Rows of rosty cars sat abandoned, buried in ice, stacked and twisted as though something had piled them deliberately into heaps. Snow crept through broken windows and frozen engines. Between the cars, bones gleamed faintly in the pale light: human skeletons, curled into the seats, scattered on the ground, locked in positions that told stories no one had survived to finish.
Calethia slowed beside him, her breath catching. "The suburb didn't have this," she whispered. "No bodies. No bones. Just ruins."
"I noticed," Ashfall said. His hand slid down to the hilt of his knife, as though the bones themselves might rise. "Strange. People vanish out there, but here…" He gestured to the white-coated piles of bones. "Here they linger."
He felt the unease burrow into him deeper than he wanted to admit. Something about this wasn't just wrong; it was impossible. He turned and looked back the way they had come, at the plain of snow, the frozen river, the skeletal suburbs beyond. Nothing. No sign that this six-lane artery had ever led in that direction. It was as if the road existed only in one direction: into the metropolis.
Ashfall clenched his jaw. The world liked to twist itself into shapes that mocked memory. It took what had once been whole and cut it into fragments, erasing whatever it wanted. The Clock, the Stars, the Mythbornes, it all worked together to strip reason down until survival was the only language left.
They moved forward through the car graveyard, keeping their steps careful and quiet. The silence was unbearable. No Minor Mythbornes skittered in the shadows. No laughter echoed through the wind. Not a single sound but the crunch of their boots and the faint whistle of air through shattered glass.
"Too quiet," Ashfall murmured.
Calethia nodded, her pistol raised loosely at her side. "Feels like a trap."
"Everything is a trap," Ashfall said. "Sometimes you just don't see the teeth until they close."
When they finally reached the gate, Ashfall stopped again. The structure was massive, iron and concrete fused into one, its frame sagging but not yet destroyed. Rust streaked it like blood, but still it held, as if the city refused to open itself easily to the world.
He touched the gate with his gloved hand, running his fingers across the cold, corroded metal.

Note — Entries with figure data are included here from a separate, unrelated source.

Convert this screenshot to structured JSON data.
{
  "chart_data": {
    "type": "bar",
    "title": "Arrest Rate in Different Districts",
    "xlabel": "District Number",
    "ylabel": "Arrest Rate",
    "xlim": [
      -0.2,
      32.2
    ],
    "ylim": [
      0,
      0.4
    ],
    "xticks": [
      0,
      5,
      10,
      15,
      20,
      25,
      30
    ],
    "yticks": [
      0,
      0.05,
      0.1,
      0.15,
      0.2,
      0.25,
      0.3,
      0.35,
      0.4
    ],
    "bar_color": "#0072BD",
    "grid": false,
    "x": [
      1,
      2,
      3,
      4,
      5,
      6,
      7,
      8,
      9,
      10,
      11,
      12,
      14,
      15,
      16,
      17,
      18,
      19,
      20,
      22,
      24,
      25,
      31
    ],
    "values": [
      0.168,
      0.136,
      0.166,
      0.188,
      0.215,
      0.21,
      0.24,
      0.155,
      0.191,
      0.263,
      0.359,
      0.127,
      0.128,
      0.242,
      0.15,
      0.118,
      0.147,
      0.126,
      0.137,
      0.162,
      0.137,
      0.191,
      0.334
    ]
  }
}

For a moment he thought he could feel something beneath the surface, a faint hum, like a pulse buried under centuries of frost. He pulled his hand back quickly, not sure if it was real or his mind playing another trick.
They stepped through, passing under the gate into the shadow of the metropolis.
The air changed immediately. The wind howled through the streets, carrying with it not laughter, not screams, but emptiness. The city was a graveyard, and yet it wasn't. Towering skyscrapers lay in heaps, collapsed into one another like fallen giants, but many still rose high, their jagged edges scraping the sky. Snow buried everything: cars abandoned in mid-turn, broken glass glittering like stars beneath the ice, staircases that led nowhere.
But no Mythbornes. No twisted flesh, no watchers in the distance, no whispers behind the wind.
Calethia turned slowly, her face pale, her voice barely more than breath. "Where is everyone?"
Ashfall scanned the ruins, his hand tightening on his weapon. He could feel it pressing at the back of his skull, that wrongness that always came before the world shifted again.
Something is off. Not just unusual, not just dangerous... impossible.
And impossibility in this world always meant one thing: They weren't alone.